Выпустив стрелы, не нанёсшие особого урона пешей дружине и застрявшие в щитах, всадники приблизились к линии ратников и закружились перед двинувшимся на них строем, поражаемые копьями, выпущенными стрелами, а затем и мечами наскочившей сбоку конницы русичей, что бросил в бой сын Свенельда – Лют.
Хазарские всадники, воя на этот раз от ужаса, вырывались из сечи, уносясь подальше от русских копий и мечей.
Иосиф был вне себя от гнева, ощущая в глубине сердца зарождающийся предательский страх. Взмахом руки он отправил в бой пехоту, непобедимый «вечер потрясений», уже не веря, что им удастся разгромить русичей: «Но у меня ещё есть арсии», – постарался успокоить себя, настроив на воинственный лад.
Строй хазарской пехоты, как учили, встал на колено, прикрываясь щитами и выставив перед собой копья, основания коих прочно уперев в землю.
Шеренга красных щитов, ощетинившись копьями, приблизилась к ним.
Иосиф замер, затаив дыхание и наблюдая за действиями руссов.
Вот, направленные с двух сторон копья уткнулись остриями в щиты. Русские пешцы давили, хазарские пытались остановить надвигающуюся на них стену красных щитов с частоколом копий. И им это удавалось.
Сотня Медведя и варяги Свенельда остановились, не в силах продавить стену.
– Навались, ребятушки, – хрипел воевода Свенельд, но варяги не могли сдвинуть ощетинившуюся копьями живую крепкую изгородь.
«Действительно, вечер потрясений», – сжал до боли в руке рукоять меча Святослав, наблюдая за ходом битвы.

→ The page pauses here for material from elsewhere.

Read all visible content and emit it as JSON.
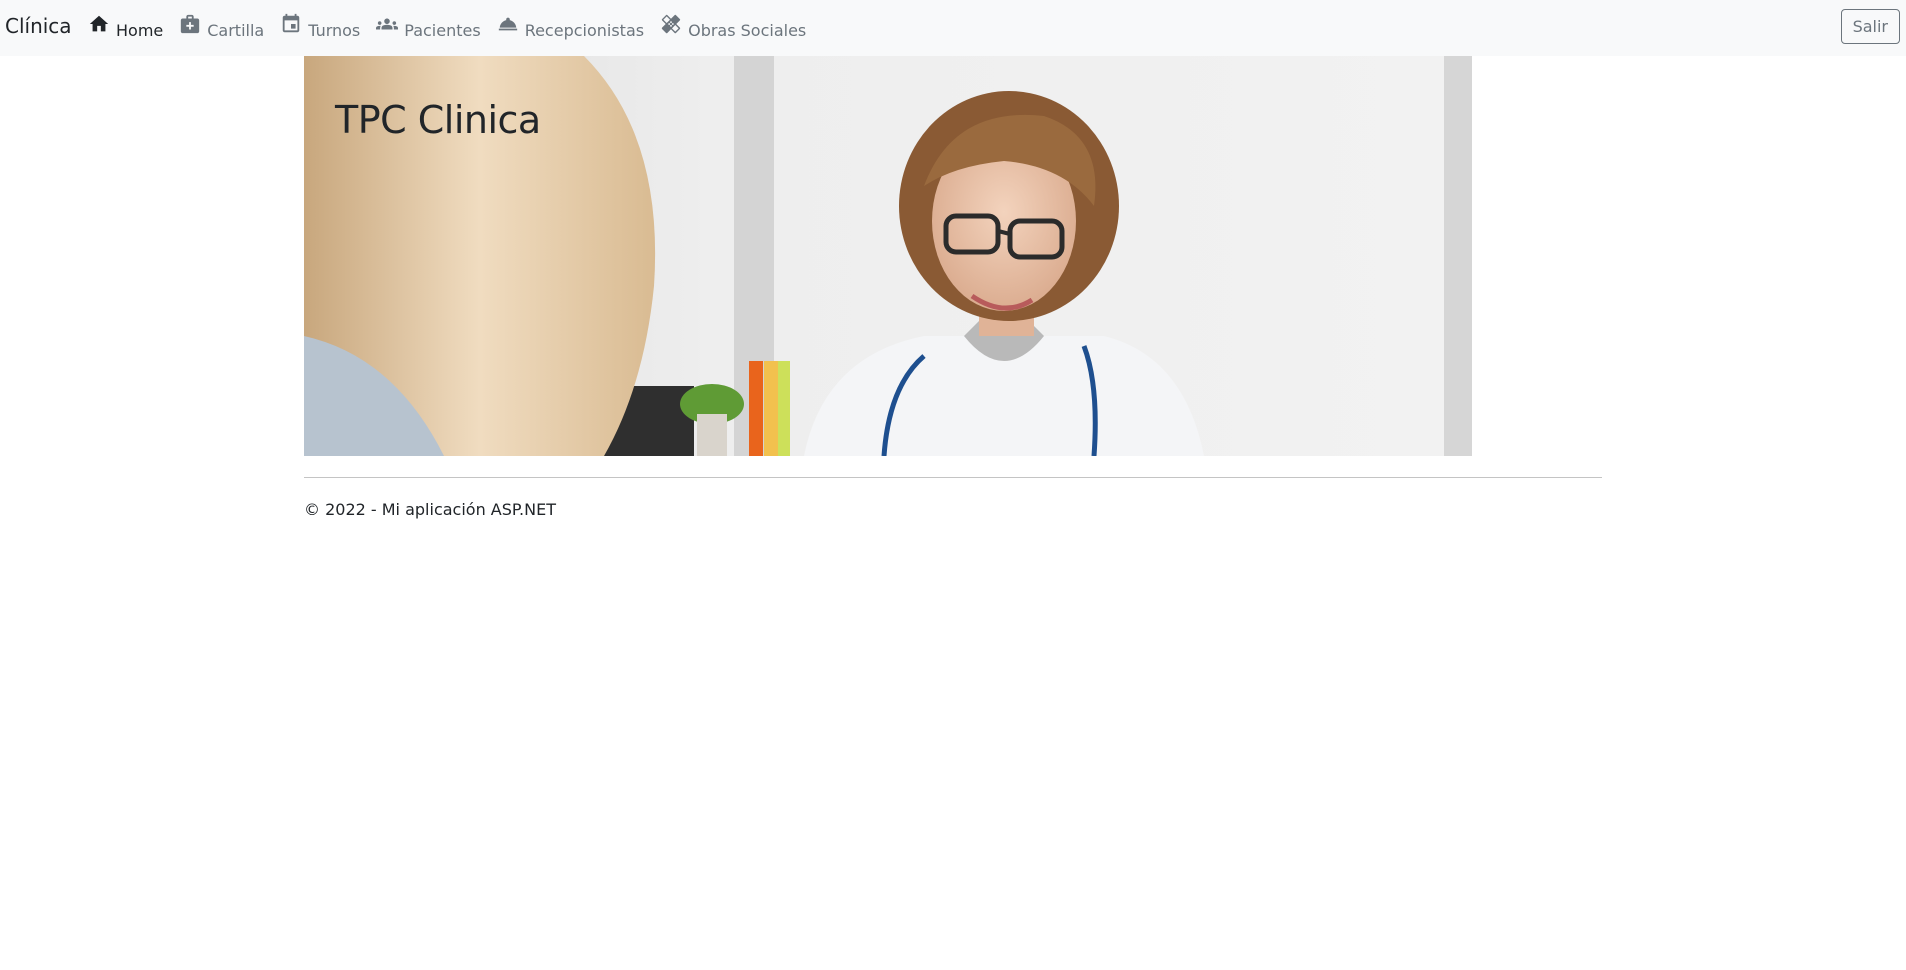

Его боевая сотня тоже была в первой шеренге пеших дружинников, и, выбиваясь из сил, пыталась сдвинуть шеренгу врага.
Хазарская пехота стояла непробиваемой стеной, не уступая напору русичей.
Заревев, Медведь швырнул в сторону хазарских пешцев копьё, выхватил двуручный меч, и с рыком, согнувшись, со звериной ловкостью проскочил, срубив мечом древки направленных в него копий, к хазарской шеренге, легко снеся головы двум крепким воинам: «Нечего в меня копьями тыкать», – хищно ощерившись, ударил в живот третьего, и, оттолкнув труп ногой, высвободил двуручный меч, раскрутив его над головой и издав медвежий рёв, стал убивать и убивать, уже не понимая, кто он, но ощущая в себе неимоверную силу. Его руки будто срослись с мечом став одним целым, а меч, упиваясь кровью, запел торжественную песнь смерти, безжалостно разя врага и заставляя Медведя танцевать, делая то шаг вперёд, то назад, то бросаясь в стороны, то крутясь волчком вокруг своей оси и разя при этом врагов, нанося бесконечные удары и подпевая мечу рвущимся, помимо его воли, из груди, медвежьим рыком.

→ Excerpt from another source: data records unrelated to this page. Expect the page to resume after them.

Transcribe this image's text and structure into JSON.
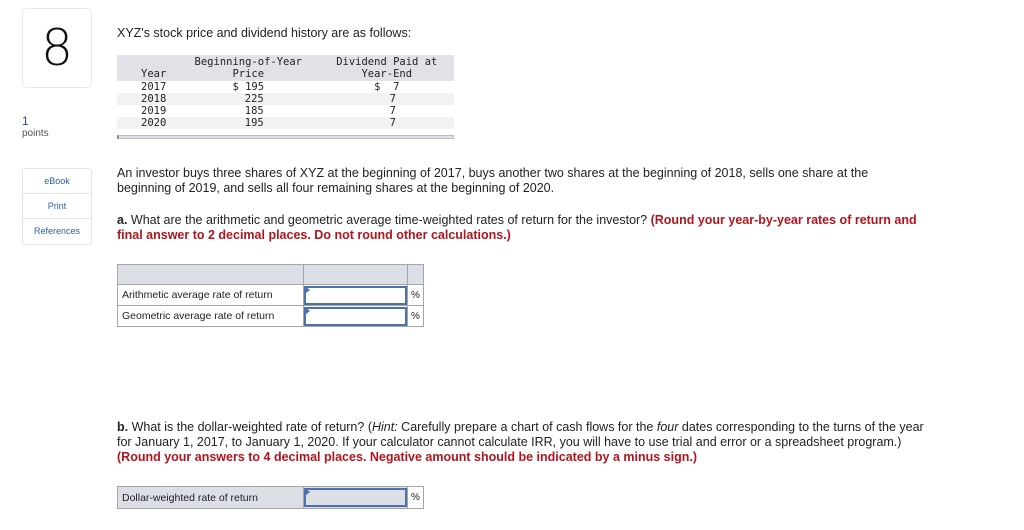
{
  "question": {
    "number": "8",
    "points_value": "1",
    "points_label": "points"
  },
  "side_links": [
    {
      "label": "eBook"
    },
    {
      "label": "Print"
    },
    {
      "label": "References"
    }
  ],
  "intro": "XYZ's stock price and dividend history are as follows:",
  "data_table": {
    "headers": {
      "year": "Year",
      "price_line1": "Beginning-of-Year",
      "price_line2": "Price",
      "div_line1": "Dividend Paid at",
      "div_line2": "Year-End"
    },
    "rows": [
      {
        "year": "2017",
        "price": "$ 195",
        "dividend": "$  7"
      },
      {
        "year": "2018",
        "price": "225",
        "dividend": "7"
      },
      {
        "year": "2019",
        "price": "185",
        "dividend": "7"
      },
      {
        "year": "2020",
        "price": "195",
        "dividend": "7"
      }
    ]
  },
  "scenario": "An investor buys three shares of XYZ at the beginning of 2017, buys another two shares at the beginning of 2018, sells one share at the beginning of 2019, and sells all four remaining shares at the beginning of 2020.",
  "part_a": {
    "lead": "a.",
    "text": " What are the arithmetic and geometric average time-weighted rates of return for the investor? ",
    "instruction": "(Round your year-by-year rates of return and final answer to 2 decimal places. Do not round other calculations.)",
    "rows": [
      {
        "label": "Arithmetic average rate of return",
        "value": "",
        "unit": "%"
      },
      {
        "label": "Geometric average rate of return",
        "value": "",
        "unit": "%"
      }
    ]
  },
  "part_b": {
    "lead": "b.",
    "text1": " What is the dollar-weighted rate of return? (",
    "hint_label": "Hint:",
    "text2": " Carefully prepare a chart of cash flows for the ",
    "emph": "four",
    "text3": " dates corresponding to the turns of the year for January 1, 2017, to January 1, 2020. If your calculator cannot calculate IRR, you will have to use trial and error or a spreadsheet program.) ",
    "instruction": "(Round your answers to 4 decimal places. Negative amount should be indicated by a minus sign.)",
    "row": {
      "label": "Dollar-weighted rate of return",
      "value": "",
      "unit": "%"
    }
  }
}
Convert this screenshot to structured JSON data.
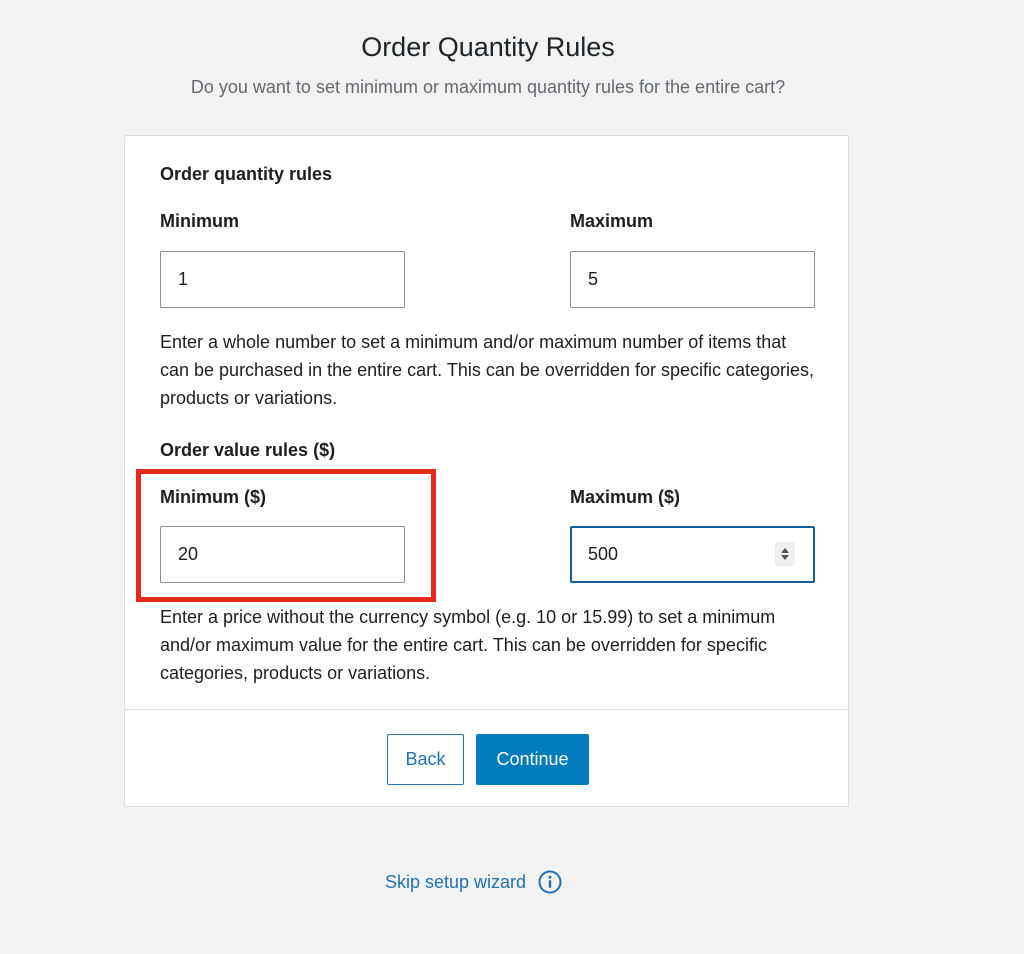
{
  "header": {
    "title": "Order Quantity Rules",
    "subtitle": "Do you want to set minimum or maximum quantity rules for the entire cart?"
  },
  "quantity_rules": {
    "heading": "Order quantity rules",
    "minimum_label": "Minimum",
    "minimum_value": "1",
    "maximum_label": "Maximum",
    "maximum_value": "5",
    "help": "Enter a whole number to set a minimum and/or maximum number of items that can be purchased in the entire cart. This can be overridden for specific categories, products or variations."
  },
  "value_rules": {
    "heading": "Order value rules ($)",
    "minimum_label": "Minimum ($)",
    "minimum_value": "20",
    "maximum_label": "Maximum ($)",
    "maximum_value": "500",
    "help": "Enter a price without the currency symbol (e.g. 10 or 15.99) to set a minimum and/or maximum value for the entire cart. This can be overridden for specific categories, products or variations."
  },
  "actions": {
    "back_label": "Back",
    "continue_label": "Continue"
  },
  "footer": {
    "skip_label": "Skip setup wizard",
    "info_icon": "info-circle-icon"
  },
  "colors": {
    "accent": "#2271b1",
    "primary_button": "#007cba",
    "focus_border": "#135e96",
    "highlight": "#e42a1c",
    "background": "#f1f2f1"
  }
}
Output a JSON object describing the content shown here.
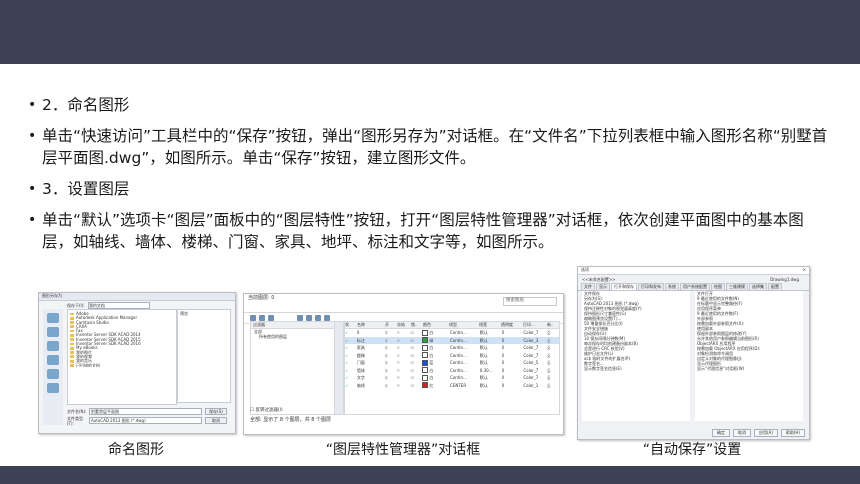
{
  "slide": {
    "colors": {
      "band": "#3d4354"
    },
    "bullets": [
      "2．命名图形",
      "单击“快速访问”工具栏中的“保存”按钮，弹出“图形另存为”对话框。在“文件名”下拉列表框中输入图形名称“别墅首层平面图.dwg”，如图所示。单击“保存”按钮，建立图形文件。",
      "3．设置图层",
      "单击“默认”选项卡“图层”面板中的“图层特性”按钮，打开“图层特性管理器”对话框，依次创建平面图中的基本图层，如轴线、墙体、楼梯、门窗、家具、地坪、标注和文字等，如图所示。"
    ],
    "captions": [
      "命名图形",
      "“图层特性管理器”对话框",
      "“自动保存”设置"
    ]
  },
  "save_dialog": {
    "title": "图形另存为",
    "save_in_label": "保存于(I):",
    "save_in_value": "我的文档",
    "folders": [
      "Adobe",
      "Autodesk Application Manager",
      "Camtasia Studio",
      "CAXA",
      "Fax",
      "Inventor Server SDK ACAD 2014",
      "Inventor Server SDK ACAD 2015",
      "Inventor Server SDK ACAD 2016",
      "My eBooks",
      "我的图片",
      "我的视频",
      "我的音乐",
      "已扫描的文档"
    ],
    "preview_label": "预览",
    "filename_label": "文件名(N):",
    "filename_value": "别墅首层平面图",
    "filetype_label": "文件类型(T):",
    "filetype_value": "AutoCAD 2013 图形 (*.dwg)",
    "save_button": "保存(S)",
    "cancel_button": "取消"
  },
  "layer_manager": {
    "current_layer": "当前图层: 0",
    "search_placeholder": "搜索图层",
    "filters_header": "过滤器",
    "filter_all": "全部",
    "filter_used": "所有使用的图层",
    "invert_filter": "反转过滤器(I)",
    "columns": [
      "状.",
      "名称",
      "开",
      "冻结",
      "锁..",
      "颜色",
      "线型",
      "线宽",
      "透明度",
      "打印...",
      "新.."
    ],
    "rows": [
      {
        "name": "0",
        "color_hex": "#ffffff",
        "color": "白",
        "linetype": "Contin...",
        "lineweight": "默认",
        "transparency": "0",
        "plot": "Color_7"
      },
      {
        "name": "标注",
        "color_hex": "#2f9e3a",
        "color": "绿",
        "linetype": "Contin...",
        "lineweight": "默认",
        "transparency": "0",
        "plot": "Color_3"
      },
      {
        "name": "家具",
        "color_hex": "#ffffff",
        "color": "白",
        "linetype": "Contin...",
        "lineweight": "默认",
        "transparency": "0",
        "plot": "Color_7"
      },
      {
        "name": "楼梯",
        "color_hex": "#ffffff",
        "color": "白",
        "linetype": "Contin...",
        "lineweight": "默认",
        "transparency": "0",
        "plot": "Color_7"
      },
      {
        "name": "门窗",
        "color_hex": "#1c4fd8",
        "color": "蓝",
        "linetype": "Contin...",
        "lineweight": "默认",
        "transparency": "0",
        "plot": "Color_5"
      },
      {
        "name": "墙体",
        "color_hex": "#ffffff",
        "color": "白",
        "linetype": "Contin...",
        "lineweight": "0.30...",
        "transparency": "0",
        "plot": "Color_7"
      },
      {
        "name": "文字",
        "color_hex": "#ffffff",
        "color": "白",
        "linetype": "Contin...",
        "lineweight": "默认",
        "transparency": "0",
        "plot": "Color_7"
      },
      {
        "name": "轴线",
        "color_hex": "#d21f1f",
        "color": "红",
        "linetype": "CENTER",
        "lineweight": "默认",
        "transparency": "0",
        "plot": "Color_1"
      }
    ],
    "status": "全部: 显示了 8 个图层，共 8 个图层"
  },
  "options_dialog": {
    "title": "选项",
    "current_config": "<<未命名配置>>",
    "current_drawing": "Drawing1.dwg",
    "tabs": [
      "文件",
      "显示",
      "打开和保存",
      "打印和发布",
      "系统",
      "用户系统配置",
      "绘图",
      "三维建模",
      "选择集",
      "配置"
    ],
    "left_pane": [
      "文件保存",
      "另存为(S):",
      "AutoCAD 2013 图形 (*.dwg)",
      "保持注释性对象的视觉逼真度(Y)",
      "保持图形尺寸兼容性(G)",
      "缩略图预览设置(T)...",
      "50   增量保存百分比(I)",
      "文件安全措施",
      "自动保存(U)",
      "10   保存间隔分钟数(M)",
      "每次保存时均创建备份副本(B)",
      "总是进行 CRC 校验(V)",
      "维护日志文件(L)",
      "ac$   临时文件的扩展名(P)",
      "数字签名...",
      "显示数字签名信息(E)"
    ],
    "right_pane": [
      "文件打开",
      "9   最近使用的文件数(N)",
      "在标题中显示完整路径(F)",
      "应用程序菜单",
      "9   最近使用的文件数(F)",
      "外部参照",
      "按需加载外部参照文件(X):",
      "使用副本",
      "保留外部参照图层的修改(Y)",
      "允许其他用户参照编辑当前图形(R)",
      "ObjectARX 应用程序",
      "按需加载 ObjectARX 应用程序(D):",
      "对象检测和命令调用",
      "自定义对象的代理图像(J):",
      "显示代理图形",
      "显示“代理信息”对话框(W)"
    ],
    "buttons": [
      "确定",
      "取消",
      "应用(A)",
      "帮助(H)"
    ]
  }
}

Он не видел, что за ним, руша стену противника, ворвались его вятичи, варяги и сотня князя. Задыхаясь от пляски, он рубил и рубил, подпевая мечу и исполняя с ним песнь смерти.
«Вечер потрясений», превратился в «день ужаса», подумал Святослав.

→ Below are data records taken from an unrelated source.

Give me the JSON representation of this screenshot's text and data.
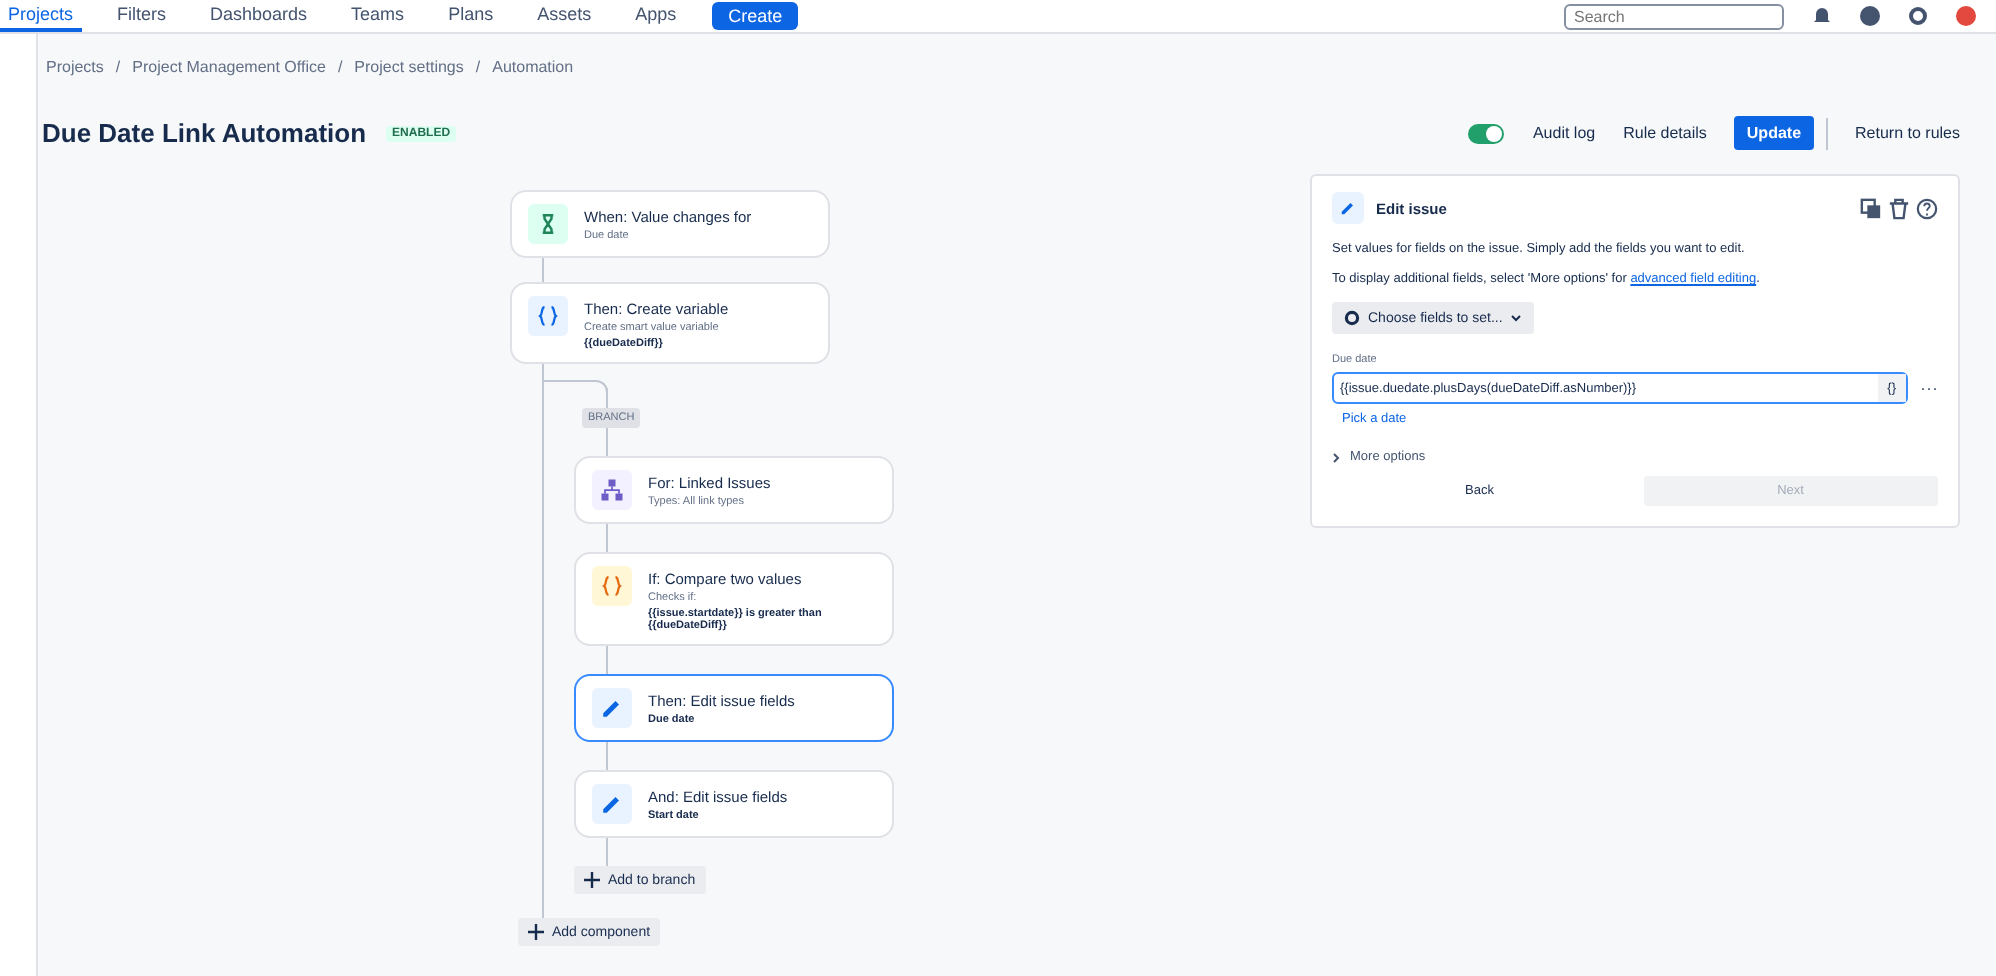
{
  "nav": {
    "items": [
      {
        "label": "Projects",
        "selected": true
      },
      {
        "label": "Filters",
        "selected": false
      },
      {
        "label": "Dashboards",
        "selected": false
      },
      {
        "label": "Teams",
        "selected": false
      },
      {
        "label": "Plans",
        "selected": false
      },
      {
        "label": "Assets",
        "selected": false
      },
      {
        "label": "Apps",
        "selected": false
      }
    ],
    "create": "Create",
    "search": {
      "placeholder": "Search"
    }
  },
  "breadcrumbs": [
    "Projects",
    "Project Management Office",
    "Project settings",
    "Automation"
  ],
  "breadcrumb_separator": "/",
  "rule": {
    "title": "Due Date Link Automation",
    "status": "ENABLED",
    "on": true
  },
  "actions": {
    "audit_log": "Audit log",
    "rule_details": "Rule details",
    "update": "Update",
    "return": "Return to rules"
  },
  "flow": {
    "nodes": [
      {
        "kind": "trigger",
        "title": "When: Value changes for",
        "selected": false,
        "lines": [
          {
            "text": "Due date",
            "strong": false
          }
        ]
      },
      {
        "kind": "variable",
        "title": "Then: Create variable",
        "selected": false,
        "lines": [
          {
            "text": "Create smart value variable",
            "strong": false
          },
          {
            "text": "{{dueDateDiff}}",
            "strong": true
          }
        ]
      }
    ],
    "branch": {
      "label": "BRANCH",
      "nodes": [
        {
          "kind": "branch",
          "title": "For: Linked Issues",
          "selected": false,
          "lines": [
            {
              "text": "Types: All link types",
              "strong": false
            }
          ]
        },
        {
          "kind": "condition",
          "title": "If: Compare two values",
          "selected": false,
          "lines": [
            {
              "text": "Checks if:",
              "strong": false
            },
            {
              "text": "{{issue.startdate}} is greater than {{dueDateDiff}}",
              "strong": true
            }
          ]
        },
        {
          "kind": "edit",
          "title": "Then: Edit issue fields",
          "selected": true,
          "lines": [
            {
              "text": "Due date",
              "strong": true
            }
          ]
        },
        {
          "kind": "edit",
          "title": "And: Edit issue fields",
          "selected": false,
          "lines": [
            {
              "text": "Start date",
              "strong": true
            }
          ]
        }
      ],
      "add": "Add to branch"
    },
    "add": "Add component"
  },
  "panel": {
    "title": "Edit issue",
    "description": "Set values for fields on the issue. Simply add the fields you want to edit.",
    "hint": "To display additional fields, select 'More options' for",
    "hint_link": "advanced field editing",
    "hint_end": ".",
    "choose": "Choose fields to set...",
    "field_label": "Due date",
    "field_value": "{{issue.duedate.plusDays(dueDateDiff.asNumber)}}",
    "smart_button": "{}",
    "more": "···",
    "pick_date": "Pick a date",
    "more_options": "More options",
    "back": "Back",
    "next": "Next"
  }
}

Хазары сначала медленно, а потом всё быстрее и быстрее стали отступать, вскоре обратившись в позорное бегство, а навстречу русичам, безжалостно рубя бегущую пехоту, по взмаху царской руки и под гулкий рёв боевых труб, мчался последний оплот Иосифа – конные арсии, которых арабы называли «знамя пророка», а хазары – «солнце кагана».
Сам богоносный каган, на смиренном белом коне, выехал из дворца, направившись воодушевлять воителей. Все, кто встречались на его пути: ремесленники, торговцы, беки, падали ниц, уткнув носы в землю.
Кортеж, миновав городские ворота, двинулся к хазарскому стану.
– Каган с нами! – арсии беспощадной лавиной врубились в пеший строй русичей, и всё закипело и закружилось.
Клубы поднятой пыли скрыли от Святослава картину боя.
– Ну, что ж, пора и нам косточки размять, как мозгуешь меченоша? – обратился он к Доброславу.
– Давно пора, княже, – обрадовался отрок. – Вон и волхвы со своими амулетами и дуделками к воинам двинулись.
– Ну, так подай щит, а сам меня держись. Вы тоже, – обернулся к Бажену с Клёном, и направил коня в сторону русской конницы воеводы Люта.
– Русичи, бой ждёт вас и победа, – поднял над головой меч Святослав.
Усталые от жары и жажды конные ратники взбодрились и ринулись в бой за своим князем. Монотонный гулкий топот тысяч копыт, ржание лошадей, завывание арсиев, выкрики русичей: «Слава Перуну», лязг сабель и мечей, и вот две лавины сшиблись, раздались звонкие удары копий в щиты и кольчуги, всё смешалось, наземь валились выбитые из сёдел русичи и хазары.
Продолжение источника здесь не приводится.